Donald Trump has joined Russia, China and radical Islam as a threat to the European Union, EU leaders were told on Tuesday by the man chairing a summit where they will debate relations with the United States.

European Council President Donald Tusk, a conservative former premier of Poland, wrote to EU national leaders to lay out themes for discussion when they meet in Malta on Friday to discuss the future of their Union as Britain prepares to leave.

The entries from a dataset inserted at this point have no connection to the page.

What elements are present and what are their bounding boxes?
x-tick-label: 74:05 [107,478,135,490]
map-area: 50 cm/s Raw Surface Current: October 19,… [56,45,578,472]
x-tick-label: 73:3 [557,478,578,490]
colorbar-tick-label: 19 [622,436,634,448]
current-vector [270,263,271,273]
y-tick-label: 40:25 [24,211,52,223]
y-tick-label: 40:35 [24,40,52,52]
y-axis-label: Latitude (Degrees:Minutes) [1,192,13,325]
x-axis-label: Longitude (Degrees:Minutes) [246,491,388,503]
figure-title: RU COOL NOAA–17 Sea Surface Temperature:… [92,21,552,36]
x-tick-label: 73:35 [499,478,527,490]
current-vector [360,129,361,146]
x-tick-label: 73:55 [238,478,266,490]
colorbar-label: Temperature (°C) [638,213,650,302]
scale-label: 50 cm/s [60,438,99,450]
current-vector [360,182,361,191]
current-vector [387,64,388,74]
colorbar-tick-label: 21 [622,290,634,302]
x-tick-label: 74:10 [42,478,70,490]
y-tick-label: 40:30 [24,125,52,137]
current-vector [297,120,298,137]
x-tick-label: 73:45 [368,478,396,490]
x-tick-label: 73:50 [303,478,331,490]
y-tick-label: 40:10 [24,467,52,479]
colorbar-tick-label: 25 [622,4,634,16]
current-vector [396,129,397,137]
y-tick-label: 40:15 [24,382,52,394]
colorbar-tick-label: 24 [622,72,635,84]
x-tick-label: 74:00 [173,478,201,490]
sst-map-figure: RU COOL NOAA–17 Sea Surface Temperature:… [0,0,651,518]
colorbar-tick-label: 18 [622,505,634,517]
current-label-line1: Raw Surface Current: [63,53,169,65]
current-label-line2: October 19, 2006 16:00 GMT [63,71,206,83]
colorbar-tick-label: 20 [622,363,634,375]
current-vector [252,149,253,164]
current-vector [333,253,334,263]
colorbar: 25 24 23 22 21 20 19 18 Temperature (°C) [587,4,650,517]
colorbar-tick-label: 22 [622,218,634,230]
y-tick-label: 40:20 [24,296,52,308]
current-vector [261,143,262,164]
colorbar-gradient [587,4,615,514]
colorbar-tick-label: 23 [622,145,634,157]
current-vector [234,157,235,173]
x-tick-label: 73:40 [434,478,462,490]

In vivid language that reflects deep concern in Europe at the new U.S. president’s support for Brexit, as well as his ban on refugees and people from several Muslim countries, Tusk called on Europeans to rally against eurosceptic nationalists at home and take “spectacular steps” to deepen the continent’s integration.

Saying the EU faced the biggest challenges of its 60-year history, Tusk named an “assertive China”, “Russia’s aggressive policy” toward its neighbors and “radical Islam” fuelling anarchy in the Middle East and Africa as key external threats.

These, “as well as worrying declarations by the new American administration, all make our future highly unpredictable,” he said.

Canada

White nationalist university student and (alleged) mass murderer Alexandre Bissonnette, who was arrested in connection with this weekend’s mass shooting in a Quebec City mosque, has been charged by Canadian authorities with six counts of murder and five counts of attempted murder. It seems like more charges could be in the offing, as 19 people were injured in the attack.